The new bridge design consists of a two-cell box, skewed at an angle of 61 degrees. It has a large flat base, to reduce the bearing pressure in the temporary and permanent states, three piers which span its width, and a top deck.

There were carbon saving benefits to this solution. Since this structure had to be pushed into position, it was vital to limit its weight. The result is a structure that uses far less concrete, with a smaller plan area than its predecessor design and no concrete piles, leading to a significant reduction in embodied carbon.

The slide

Like all the best engineering solutions, Freyssinet’s patented sliding system is simple in its concept. The box structure is constructed on top of a concrete guide raft, with grease and polythene sheeting between the two concrete surfaces, bentonite is added to lubricate and then jacks push the structure out across the motorway.

The clever bit is how the jacks are deployed. For Marston Box there were nine of them, each with a 1,000-tonne capacity. Each jack creates its thrust by pulling itself along a cable which runs beneath the base of the box structure in a groove cast into the guide raft, anchored into the far end of the raft. The raft is prevented from slipping itself by several 1.7m-deep spades, cast into the ground at intervals along its length.

Drone images of the Marston Box bridge after it was successfully installed over the M42 motorway in Warwickshire
Drone images of the Marston Box bridge after it was successfully installed over the M42 motorway in Warwickshire.

Once the box reaches the end of the guide raft, it slides onto compacted ground. For Marston Box, the existing ground wasn’t good enough which meant that 3m had to be excavated out, once the carriageway had been removed, and replacement material brought in and compacted. A dewatering system was installed across the area to lower the ground water before the guide raft could be constructed.

“A massive ground replacement exercise took place during the first seven-day closure over Christmas 2021,” says SYSTRA’s geotechnical expert, Tim Ngai. “During that time BBV also carried out a motorway drainage diversion ready for the final bridge position.”

Understanding the ground, which is extremely weak mudstone overlain with fluvial deposits, was vital for the long-term design.

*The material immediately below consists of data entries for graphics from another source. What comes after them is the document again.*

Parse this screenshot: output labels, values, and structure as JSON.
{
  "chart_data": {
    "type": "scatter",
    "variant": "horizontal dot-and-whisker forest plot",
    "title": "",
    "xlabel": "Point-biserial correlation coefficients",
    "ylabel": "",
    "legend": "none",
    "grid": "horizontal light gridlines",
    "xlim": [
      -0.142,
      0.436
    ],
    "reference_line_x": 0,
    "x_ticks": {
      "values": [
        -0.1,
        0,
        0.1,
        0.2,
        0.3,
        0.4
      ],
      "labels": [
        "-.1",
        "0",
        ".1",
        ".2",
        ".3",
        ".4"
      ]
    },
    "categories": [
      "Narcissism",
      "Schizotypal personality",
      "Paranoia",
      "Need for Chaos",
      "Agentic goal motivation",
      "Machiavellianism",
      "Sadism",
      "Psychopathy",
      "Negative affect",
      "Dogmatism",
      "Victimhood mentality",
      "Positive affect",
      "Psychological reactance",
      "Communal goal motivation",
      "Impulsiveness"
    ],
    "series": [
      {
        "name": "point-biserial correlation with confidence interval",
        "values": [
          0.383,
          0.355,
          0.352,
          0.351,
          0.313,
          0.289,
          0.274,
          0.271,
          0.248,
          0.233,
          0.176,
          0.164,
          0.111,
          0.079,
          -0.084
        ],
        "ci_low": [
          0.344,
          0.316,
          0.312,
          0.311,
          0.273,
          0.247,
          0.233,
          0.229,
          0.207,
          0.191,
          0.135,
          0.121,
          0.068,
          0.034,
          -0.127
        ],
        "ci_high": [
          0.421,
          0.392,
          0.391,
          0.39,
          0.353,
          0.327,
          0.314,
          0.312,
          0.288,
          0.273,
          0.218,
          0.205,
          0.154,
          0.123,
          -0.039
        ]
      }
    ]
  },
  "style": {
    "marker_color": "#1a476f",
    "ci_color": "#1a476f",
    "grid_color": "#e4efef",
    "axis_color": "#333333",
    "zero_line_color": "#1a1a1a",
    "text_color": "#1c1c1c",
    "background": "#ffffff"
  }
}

One of the early challenges for SYSTRA was creating the geotechnical model with limited borehole information – and no way to do more bores through a live motorway.

Replacing the carriageway was not straightforward either since it is a concrete pavement. Reinstating a concrete pavement after each closure would not have been possible since it would not have reached sufficient strength in the timeframes. Instead SYSTRA, with input from Mott MacDonald, designed an asphalt pavement which required the creation of a special joint detail where it met the concrete pavement at either end.

The lessons learnt from the first closure enabled improvements to be made for the second one. Systra’s highways team, which had been modelling traffic flows and supporting BBV to plan road closures with Staffordshire and Warwickshire County Councils and National Highways, was able to reduce diversions and closures to free up more traffic the second time.

first time for everyone

The video demonstrates BBV’s success in sequencing and logistics, showing the carefully orchestrated preparatory works completed in phases as the huge box structure advances at an average rate of 4.64m per hour. But what it can’t demonstrate is the vast amounts of cooperation and coordination that took place between all the stakeholders involved in this feat.

“There were many meetings and workshops to explain every aspect of the design to National Highways, HS2 and BBV,” says Mills. “We had to make sure everything was signed off and assured and the right consents were in place. And we were all doing it for the first time.”

This won’t be the last time, however. HS2 has two more box slides planned: one across the rail line between Coventry and Leamington Spa this summer and another over the A46 in Kenilworth.

“This has been a huge team effort, with daily challenges,” says SYSTRA’s HS2 engineering manager, Hani Benkhellat. “We are proud to have delivered a ground-breaking design for BBV, HS2 and UK plc.”